With the domination of internet shopping sites like Amazon.com, retail stores, particularly those stores selling electronic equipment, have struggled to find their place in the market. Consumers tend to shop at the “brick-and-mortar” stores to get access to the product and then purchase the item at a lower price online. What could possibly change this dynamic?

The formula for success for the “big box” retailers lies in the quality of services they can provide to the customer – more specifically the quality of the relationship they can develop with the customer. What if the sale of a product at a retail store became less of a transaction and more of an opportunity to build a relationship? Can you develop enough trust and dependence on the “brick-and-mortar” store to insure that the final purchase goes through this retail channel? I believe that you can if you develop a sales organization that is willing to work with the customer to better their needs and propose the best, most cost effective solution based on the unique requirements of the customer.

The enhancement of the “big box” sales teams begins with the elimination of the phase “can I help you”. A closed-ended, yes or no question is not a way to start a conversation. “What brings you into the store today” is a better start and can allow the customer to provide some background information on what they are trying to achieve with the store visit. From here, the retail rep has to exhibit a desire to really learn about the customer. It goes beyond what products they are interested in. The rep needs to understand the motivation behind the interest in the product. A new TV? “What room is it going to go into?” “What’s the distance between the TV and the TV viewers?” “What does the current environment look like?” “Is a Blu-ray player going to be connected to the system?” “What type of cable or satellite system is it going to connect to?” “Are you an online games player?” “Is there a need for an enhanced sound system?” “How many hours a day does the TV get used?” “What type of installation support is needed?”

Once the basic information is gathered, the retail rep can work with the customer to enhance the new environment. “Are you aware of the additional level of programming that can be provided after connecting the TV to the internet?” “Would a single remote to operate all of the devices be important to you?” The retail rep’s job is not only to help the customer select the best product based on their requirements but to help the customer envision an enhanced environment based on new insight and knowledge shared by the rep. At the same time, the retail sales rep has to demonstrate a real interest in getting to know the customer and the unique ways the rep can help. The development of this type of a relationship represents a departure from the average retail experience and, most importantly, represents a differentiation between the retail and online experience.

The bottom line is this – people like to buy from people that they like and people that they trust. Price is an important buying criteria but it’s not the only criteria.

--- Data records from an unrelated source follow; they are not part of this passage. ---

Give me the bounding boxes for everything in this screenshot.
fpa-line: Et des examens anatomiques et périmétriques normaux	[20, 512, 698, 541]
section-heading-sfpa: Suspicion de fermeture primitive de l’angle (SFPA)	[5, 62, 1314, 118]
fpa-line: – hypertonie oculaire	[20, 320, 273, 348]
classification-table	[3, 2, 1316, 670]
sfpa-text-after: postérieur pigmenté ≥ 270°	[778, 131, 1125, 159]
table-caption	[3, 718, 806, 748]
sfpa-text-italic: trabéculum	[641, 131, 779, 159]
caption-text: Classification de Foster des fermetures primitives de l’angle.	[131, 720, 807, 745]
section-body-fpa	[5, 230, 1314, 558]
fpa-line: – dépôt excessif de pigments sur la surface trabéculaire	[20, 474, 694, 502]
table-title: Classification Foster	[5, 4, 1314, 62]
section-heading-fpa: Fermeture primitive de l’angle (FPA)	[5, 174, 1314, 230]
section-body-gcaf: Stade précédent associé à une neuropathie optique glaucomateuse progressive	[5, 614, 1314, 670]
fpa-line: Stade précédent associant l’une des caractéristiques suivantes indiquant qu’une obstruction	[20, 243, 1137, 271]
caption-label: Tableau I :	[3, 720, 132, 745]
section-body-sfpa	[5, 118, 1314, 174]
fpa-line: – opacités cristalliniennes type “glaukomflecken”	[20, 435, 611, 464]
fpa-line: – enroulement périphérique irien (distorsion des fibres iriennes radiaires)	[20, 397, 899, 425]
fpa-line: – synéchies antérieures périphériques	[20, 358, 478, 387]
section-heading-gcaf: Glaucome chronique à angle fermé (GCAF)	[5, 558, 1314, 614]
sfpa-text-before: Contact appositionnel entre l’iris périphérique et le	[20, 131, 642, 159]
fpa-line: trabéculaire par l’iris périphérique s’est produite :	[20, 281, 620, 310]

As a consumer, you not only want to get a good deal, you also want to make sure you are making the best decision possible – a decision based on your unique requirements. You need to talk to a real person with subject matter expertise to make sure that “best decision” occurs. The retail stores need to make a transition. They are not there to process a transaction. They are there to address the particular needs of the people in their geography. The internet can’t do that!